Nemmeno sei giorni prima, quando le aveva detto di non aggrapparsi alla speranza che i piccoli miglioramenti di Anne le davano e fu quel pensiero, il ricordo del conforto che aveva sentito quel giorno, a convincerla a rispondere.
«È da tanto tempo che non leggo più in Braille.» biascicò lentamente.
«Da quanto tempo?» la incalzò Severus, chiedendosi se sarebbe riuscito a togliere il velo che celava la verità.
Non riusciva a comprendere appieno cosa lo spingesse a voler conoscere le motivazioni della paura della ragazza. O forse era un pensiero che non riusciva a formulare nella sua interezza, al di là di ciò che già aveva ammesso con se stesso.
«Otto anni circa.» riuscì a rispondere Heloïse con voce tremante.
«E tua sorella? Chi l’ha educata? Mi avete detto che vostra madre è morta lo stesso anno in cui è nata Anne. È stato forse vostro padre?»
La ragazza si era fatta mortalmente pallida ed alcune lacrime silenziose colarono lungo il volto. Scosse il capo più volte, come per allontanare la domanda o per rispondere.
Severus capì immediatamente che il rapporto tra la ragazza ed il padre era stato tutt’altro che positivo, anche se sperava che non fosse simile a quello che lui aveva avuto con il proprio genitore. Poteva però immaginare la delusione di un Mago di fronte alla figlia Magonò e cieca. La nascita di Anne doveva essere stata vista come una benedizione e questo poteva spiegare la diversità tra le due sorelle, ma non il forte legame che le univa, né l’assenza di cure mediche.

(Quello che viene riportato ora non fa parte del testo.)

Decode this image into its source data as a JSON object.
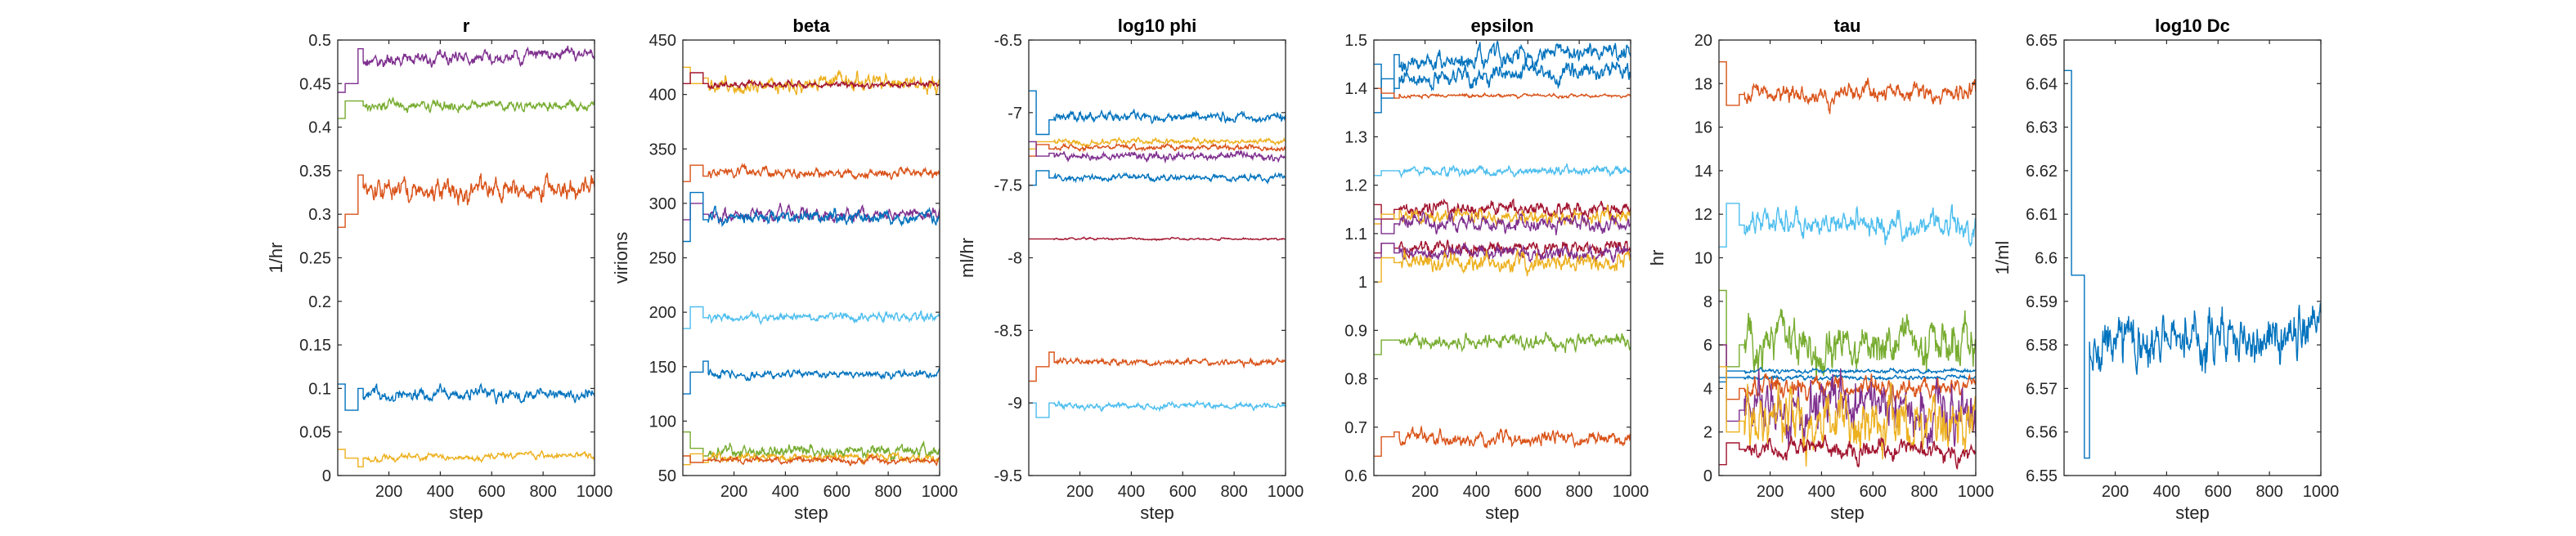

«Sono stata io, per quel che ho potuto.» mormorò inaspettatamente Heloïse, la voce tremante, flebile, spezzata dalle lacrime. «La mamma è morta nel mettere al mondo Anne e nostro padre non aveva molto tempo per noi.» aggiunse sperando di non aver commesso un errore.
Aveva deciso di tentare di fidarsi dell’uomo, perché nella fiducia v’era conforto ed un barlume di speranza.
«Hai fatto un buon lavoro, da quel che mi ha detto Mademoiselle de la Roche.» affermò Severus.
Non era solito elargire complimenti, lo sapeva perfettamente, ma quella ragazza distrutta dalla vita ne aveva un disperato bisogno, soprattutto considerando quanto doveva esserle costato rispondere alle sue domande, fidarsi di lui.
E quella fiducia traballante gli parve illuminare l’orrore che era stata la sua vita.
Ed il sorriso tremante, che stirò le labbra di Heloïse, gli fece ammettere che voleva scoprire la verità, per poter aiutare in un qualche modo la ragazza, perché vedeva in lei qualcuno di simile a lui, non nel modo d’essere, ma nel baratro su cui s’era trovato quando aveva qualche anno in più di lei ed in un cui era precipitato, un baratro da cui avrebbe tenuto lontano la ragazza.
Ed il sorriso, in cui si leggeva una lieve e flebile fiducia, gli fece ammettere che si era affezionato a quella ragazza distrutta dalla vita e che in quell’affetto risiedeva un’altra motivazione alla sua volontà di scoprire la verità.
Ed il sorriso, in cui vedeva un lieve e celato orgoglio, gli fece ammettere che in Heloïse vedeva la figlia che non aveva mai potuto avere.
Si alzò lentamente in piedi, poi prese un libro dal mobile alle sue spalle.
Era una raccolta di racconti scritti da un mago francese del XIX secolo.
«Tieni.» disse soltanto, dandole il libro.
La ragazza lo sfiorò lentamente sulle mani e quando toccò il titolo in Braille il suo sorriso si riempì di gratitudine ed il suo voltò parve finalmente rilassarsi.